Hepatic Impairment: The recommended starting dose is 25 mg of losartan potassium in patients with mild-to-moderate hepatic impairment. Following oral administration in patients with mild-to-moderate hepatic impairment, plasma concentrations of losartan and its active metabolite were, respectively, 5 times and 1.7 times those seen in healthy volunteers. COZAAR has not been studied in patients with severe hepatic impairment [see Dosage Modifications in Patients with Hepatic Impairment under Dosage & Administration and Pharmacology: Pharmacokinetics under Actions].

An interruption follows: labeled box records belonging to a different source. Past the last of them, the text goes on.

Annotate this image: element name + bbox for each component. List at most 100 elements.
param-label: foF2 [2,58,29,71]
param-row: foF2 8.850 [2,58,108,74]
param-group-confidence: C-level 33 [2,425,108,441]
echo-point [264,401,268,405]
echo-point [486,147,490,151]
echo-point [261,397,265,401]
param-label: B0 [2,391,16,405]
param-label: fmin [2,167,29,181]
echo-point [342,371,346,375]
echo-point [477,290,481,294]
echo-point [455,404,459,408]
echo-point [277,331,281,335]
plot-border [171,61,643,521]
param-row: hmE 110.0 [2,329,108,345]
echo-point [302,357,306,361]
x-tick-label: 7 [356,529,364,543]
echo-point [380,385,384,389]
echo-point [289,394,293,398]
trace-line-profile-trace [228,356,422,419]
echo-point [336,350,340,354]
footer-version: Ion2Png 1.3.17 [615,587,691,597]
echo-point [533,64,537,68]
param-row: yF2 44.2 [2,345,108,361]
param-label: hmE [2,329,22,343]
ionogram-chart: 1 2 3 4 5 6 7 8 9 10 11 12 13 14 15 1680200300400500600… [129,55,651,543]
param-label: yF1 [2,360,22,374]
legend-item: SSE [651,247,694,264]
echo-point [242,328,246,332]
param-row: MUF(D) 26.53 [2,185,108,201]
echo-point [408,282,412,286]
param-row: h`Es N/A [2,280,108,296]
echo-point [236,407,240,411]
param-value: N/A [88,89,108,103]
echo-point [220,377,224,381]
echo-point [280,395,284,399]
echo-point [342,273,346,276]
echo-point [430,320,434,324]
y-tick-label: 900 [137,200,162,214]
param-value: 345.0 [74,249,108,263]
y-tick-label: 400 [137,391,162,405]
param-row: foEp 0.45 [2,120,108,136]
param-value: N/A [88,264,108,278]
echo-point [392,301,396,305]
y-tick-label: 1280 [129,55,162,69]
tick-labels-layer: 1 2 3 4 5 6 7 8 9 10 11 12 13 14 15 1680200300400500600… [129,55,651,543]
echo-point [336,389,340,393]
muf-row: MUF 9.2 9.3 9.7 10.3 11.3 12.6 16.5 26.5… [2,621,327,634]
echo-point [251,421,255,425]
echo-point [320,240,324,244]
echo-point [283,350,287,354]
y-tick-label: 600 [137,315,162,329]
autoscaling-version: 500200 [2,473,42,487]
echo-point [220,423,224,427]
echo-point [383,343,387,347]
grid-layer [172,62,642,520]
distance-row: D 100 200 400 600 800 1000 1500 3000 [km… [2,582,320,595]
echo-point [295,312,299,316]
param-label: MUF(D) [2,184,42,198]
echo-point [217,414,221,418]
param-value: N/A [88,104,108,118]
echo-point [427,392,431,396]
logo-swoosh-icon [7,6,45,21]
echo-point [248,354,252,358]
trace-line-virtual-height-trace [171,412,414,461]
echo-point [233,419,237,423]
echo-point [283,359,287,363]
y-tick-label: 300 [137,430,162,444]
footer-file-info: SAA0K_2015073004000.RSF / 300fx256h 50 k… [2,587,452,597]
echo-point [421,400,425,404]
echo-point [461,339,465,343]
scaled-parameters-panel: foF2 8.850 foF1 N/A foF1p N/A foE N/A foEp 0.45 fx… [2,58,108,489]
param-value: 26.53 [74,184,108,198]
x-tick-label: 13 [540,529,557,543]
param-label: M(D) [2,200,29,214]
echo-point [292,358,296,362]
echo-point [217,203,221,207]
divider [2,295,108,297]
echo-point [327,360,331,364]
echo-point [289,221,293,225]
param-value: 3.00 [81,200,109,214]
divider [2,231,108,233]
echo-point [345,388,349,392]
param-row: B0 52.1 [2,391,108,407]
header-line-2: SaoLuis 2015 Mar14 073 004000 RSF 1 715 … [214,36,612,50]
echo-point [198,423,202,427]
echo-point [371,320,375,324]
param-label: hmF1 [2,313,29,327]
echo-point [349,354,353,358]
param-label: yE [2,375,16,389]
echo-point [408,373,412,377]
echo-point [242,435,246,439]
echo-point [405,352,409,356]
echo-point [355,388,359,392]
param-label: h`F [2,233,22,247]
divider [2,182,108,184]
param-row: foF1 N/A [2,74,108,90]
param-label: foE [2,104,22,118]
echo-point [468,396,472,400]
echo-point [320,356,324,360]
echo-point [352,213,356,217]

Use in the Elderly: Of the total number of patients receiving COZAAR in controlled clinical studies for hypertension, 391 patients (19%) were 65 years and over, while 37 patients (2%) were 75 years and over. In a controlled clinical study for renal protection in type 2 diabetic patients with proteinuria, 248 patients (33%) were 65 years and over. In a controlled clinical study for the reduction in the combined risk of cardiovascular death, stroke and myocardial infarction in hypertensive patients with left ventricular hypertrophy, 2857 patients (62%) were 65 years and over, while 808 patients (18%) were 75 years and over. No overall differences in effectiveness or safety were observed between these patients and younger patients, but greater sensitivity of some older individuals cannot be ruled out.